For over a decade, members of the vanilloid subfamily of transient receptor potential channels (the TRPVs) have been known to transduce heat. Now, a distant relative joins them as an additional sensor for noxious heat. Researchers in Belgium and Germany have found that TRPM3, a member of the melastatin family of TRPs, is activated by heating in vitro and mediates in vivo responses including aversion to acute heat and development of inflammatory heat hyperalgesia in mice. The results suggest that TRPM3 could be a novel target for pain treatments. The findings, from Joris Vriens, Katholieke Universiteit, Leuven, Belgium, and colleagues appear in the May 12 issue of Neuron.
Among the heat-sensing TRPs, TRPV1 has been identified previously to respond to noxious heat (>43oC; Caterina et al., 2000; Davis et al., 2000). However, from the beginning it was clear that TRPV1 is not the sole sensor of high heat, since TRPV1 knockout mice retain sensitivity to noxious heat. Researchers have had a hard time pinning down channels responsible for the remaining activity.

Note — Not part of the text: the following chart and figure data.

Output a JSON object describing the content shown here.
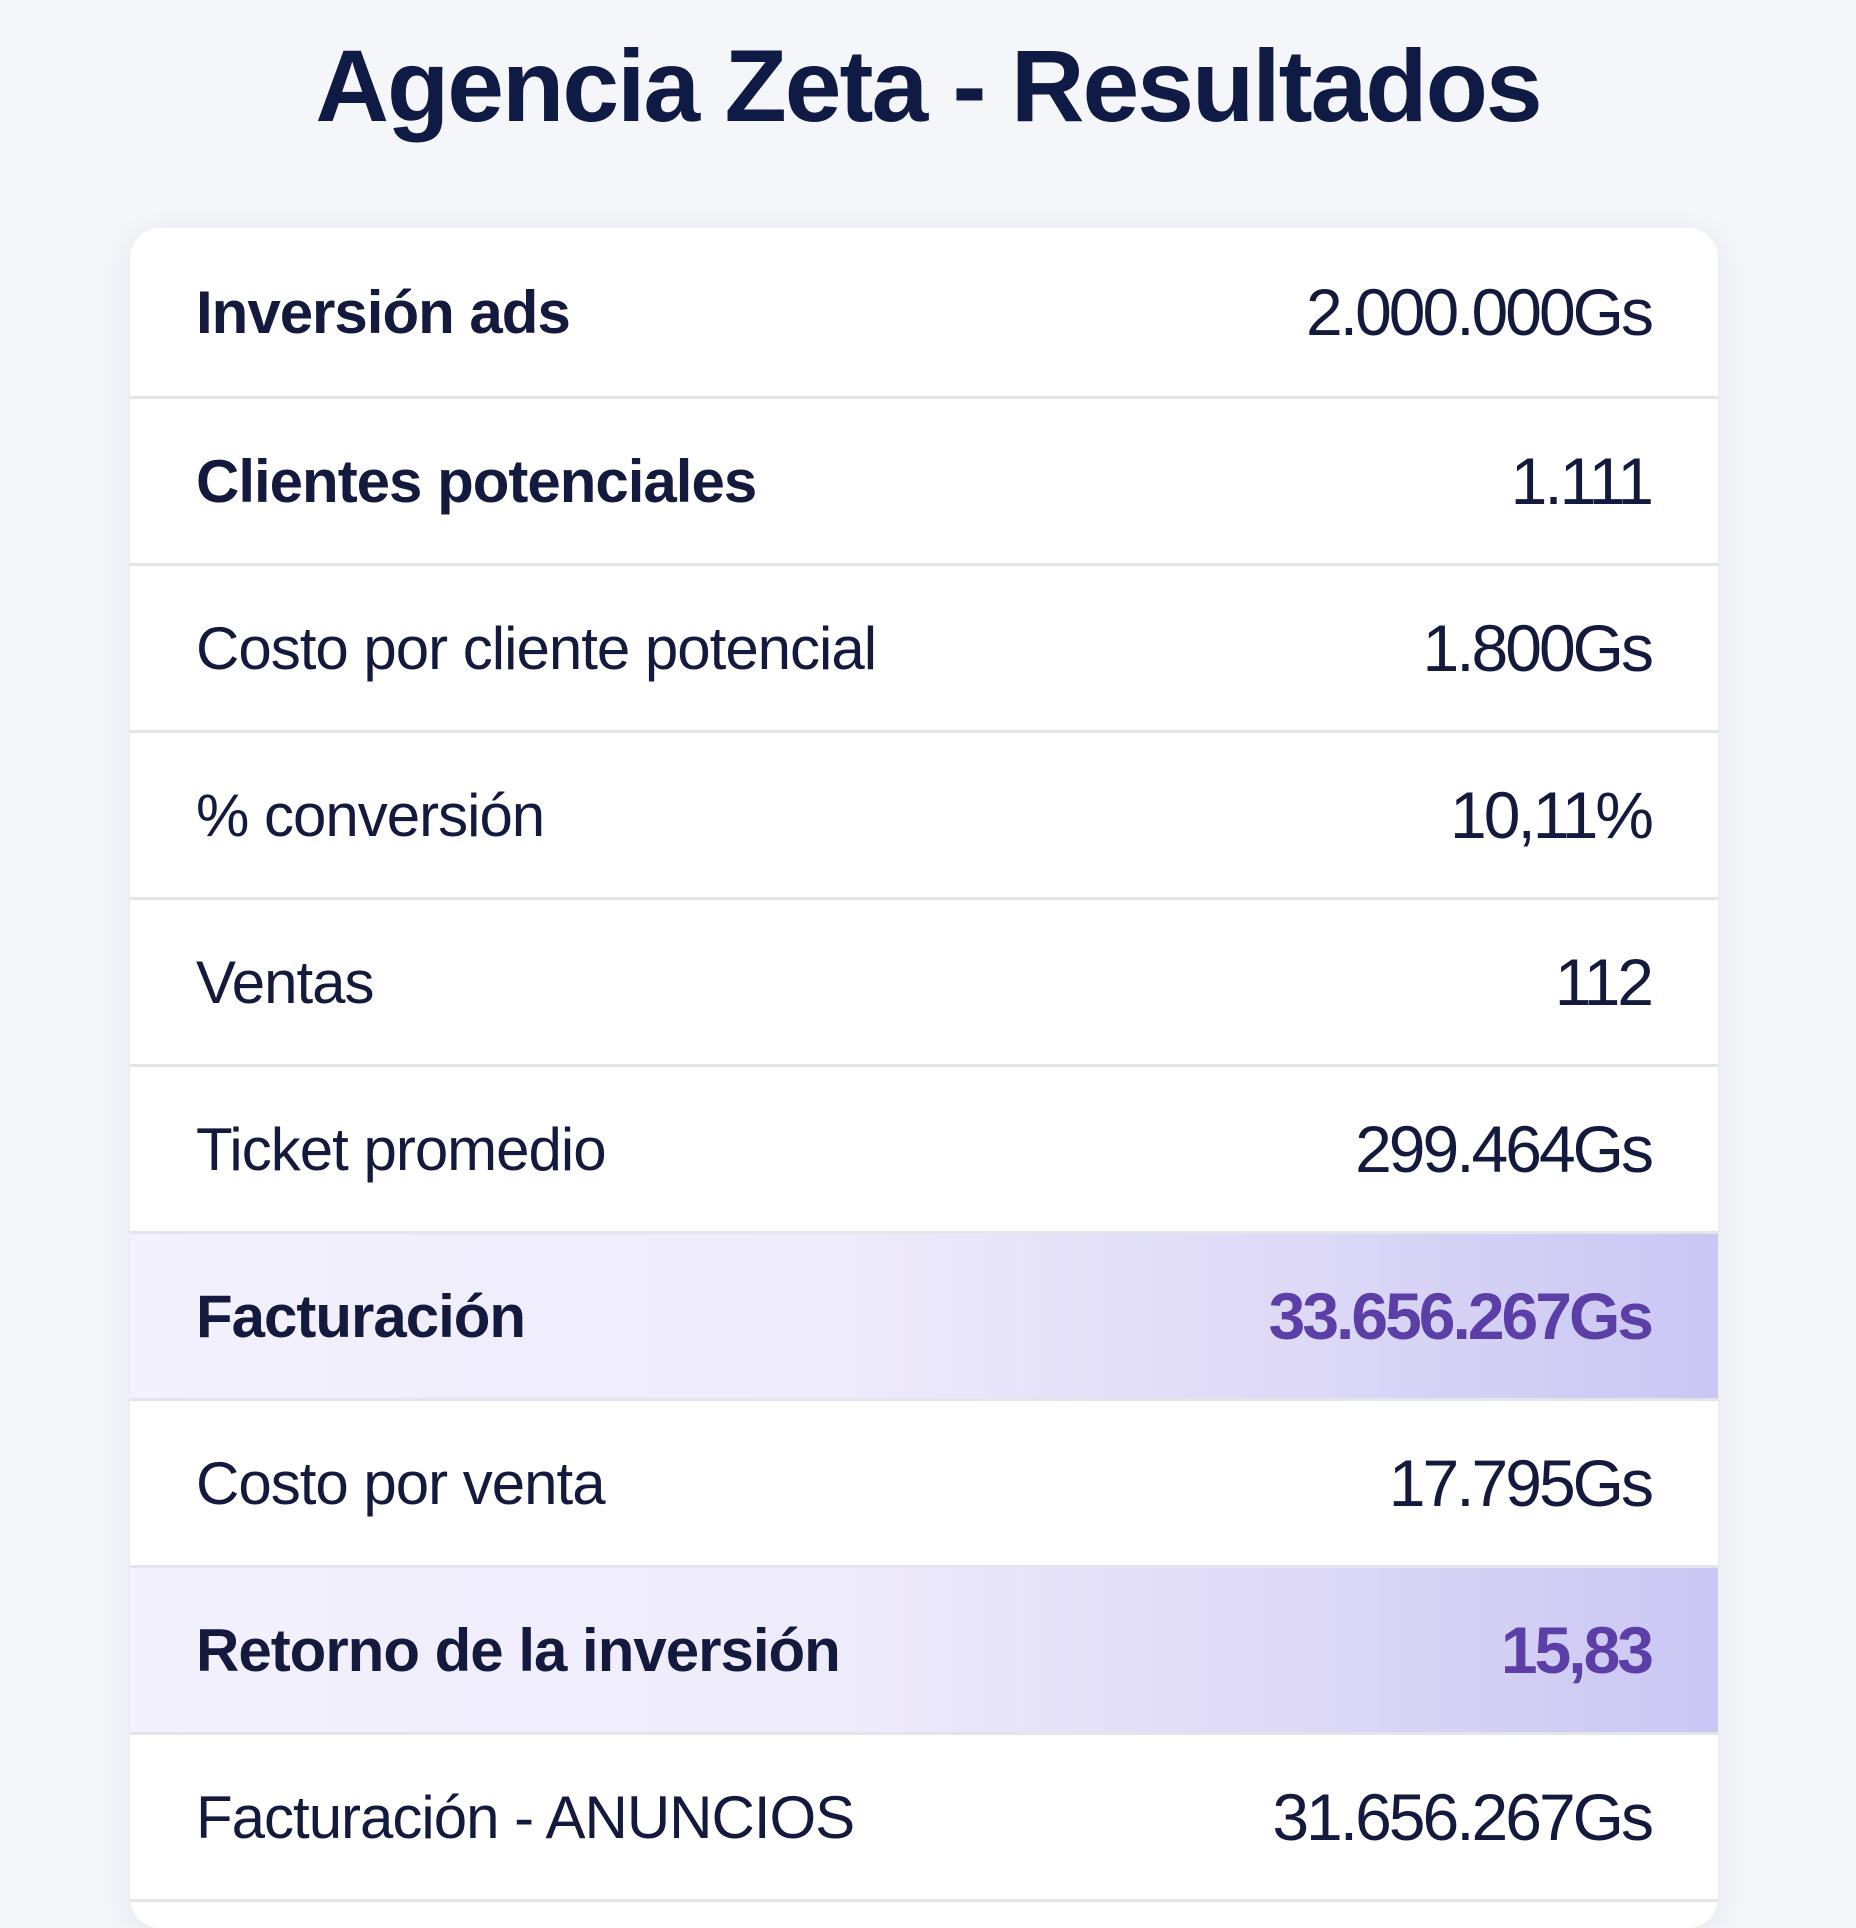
{
  "title": "Agencia Zeta - Resultados",
  "colors": {
    "title": "#101b45",
    "text": "#131a3d",
    "highlight_value": "#5b3fa6",
    "highlight_bg_end": "#c9c6f3",
    "background": "#f4f6fa",
    "card": "#ffffff"
  },
  "rows": [
    {
      "label": "Inversión ads",
      "value": "2.000.000Gs",
      "bold": true,
      "highlight": false
    },
    {
      "label": "Clientes potenciales",
      "value": "1.111",
      "bold": true,
      "highlight": false
    },
    {
      "label": "Costo por cliente potencial",
      "value": "1.800Gs",
      "bold": false,
      "highlight": false
    },
    {
      "label": "% conversión",
      "value": "10,11%",
      "bold": false,
      "highlight": false
    },
    {
      "label": "Ventas",
      "value": "112",
      "bold": false,
      "highlight": false
    },
    {
      "label": "Ticket promedio",
      "value": "299.464Gs",
      "bold": false,
      "highlight": false
    },
    {
      "label": "Facturación",
      "value": "33.656.267Gs",
      "bold": true,
      "highlight": true
    },
    {
      "label": "Costo por venta",
      "value": "17.795Gs",
      "bold": false,
      "highlight": false
    },
    {
      "label": "Retorno de la inversión",
      "value": "15,83",
      "bold": true,
      "highlight": true
    },
    {
      "label": "Facturación - ANUNCIOS",
      "value": "31.656.267Gs",
      "bold": false,
      "highlight": false
    }
  ]
}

This study hits upon an unlikely candidate. Like heat-sensitive TRPV channels, TRPM3 is a voltage-dependent, nonselective cation channel permeable to calcium ions. However, TRPM3 has limited sequence homology to the TRPVs, and has not previously been implicated in heat sensing. TRPM3 is widely expressed in neuronal and nonneuronal tissues, and is potently activated in vitro by the neurosteroid pregnenolone sulfate (PS, see Wagner et al., 2008). Its close relative TRPM8 is a menthol-responsive cold sensor, but little is known about TRPM3’s physiological functions (for a review, see Oberwinkler, 2007).
To start, Vriens and his colleagues used calcium imaging and whole-cell patch-clamp recordings to show that cells transiently expressing TRPM3 responded to heat (40oC), and that dorsal root and trigeminal ganglia (DRG and TG) neurons from TRPM3 knockout mice had impaired heat responses. TRPM3 also proved to mediate nocifensive responses to heat in vivo: TRPM3 knockout mice had delayed responses to noxious heat stimuli (45–58oC) in tail immersion and hot plate assays. Further, the TRPM3 knockouts did not develop heat hyperalgesia after injection of complete Freund’s adjuvant, indicating that TRPM3, like TRPV1, is involved not only in acute heat sensation, but also in sensitization during inflammation.
The investigators used PS and the TRPV1 agonist capsaicin to further characterize TRPM3 distribution in DRG and TG neurons from mice. Vriens found that nearly 60% of the cells responded to PS, which activated mainly small-diameter neurons, similar in size to capsaicin-responsive cells. TRPM3 and TRPV1 appeared often to be present in the same nociceptors, since half of all heat-sensitive DRG neurons responded to both PS and capsaicin. An additional one-third of the cells responded to PS but not capsaicin, whereas only 3% responded to capsaicin but not PS, indicating that TRPM3 is expressed in more heat-sensing neurons than is TRPV1.
The study showed that heat and PS activate TRPM3 synergistically, implying that TRPM3 could integrate thermal stimuli and endogenous steroidal signals. The authors note that plasma PS concentrations are known to increase during childbirth and in certain pathological conditions, but physiological activation of TRPM3 by PS has not been proven.
The search for heat-sensitive channels will not end with TRPM3. When the researchers analyzed neurons from TRPM3 knockout mice and blocked TRPV1 with a selective antagonist, they found that a few cells still responded to high temperature. Thus, Vriens told PRF, “There are definitely other channels also involved in the detection of high temperatures.” He says the group is now working on a TRPM3/TRPV1 double knockout mouse in order to learn more about the remaining heat-sensing activity.
One candidate for the remaining noxious heat sensor is TRPV2 (Caterina et al., 1999; see also Basbaum et al., 2009), but its role is still uncertain, and the heat-sensing behavior of TRPV2 knockout mice has not been reported. TRPV3 and TRPV4 have also been nominated. However, in a study published online on May 17 in Molecular Pain, Michael Caterina and colleagues at Johns Hopkins School of Medicine, Baltimore, Maryland report that TRPV3 and TRPV4 knockout mice retain normal heat responses, suggesting that neither of these channels makes a major contribution to heat sensation in vivo. If not TRPVs, then what? TRPM3 was an unexpected addition; perhaps another surprise is yet in store.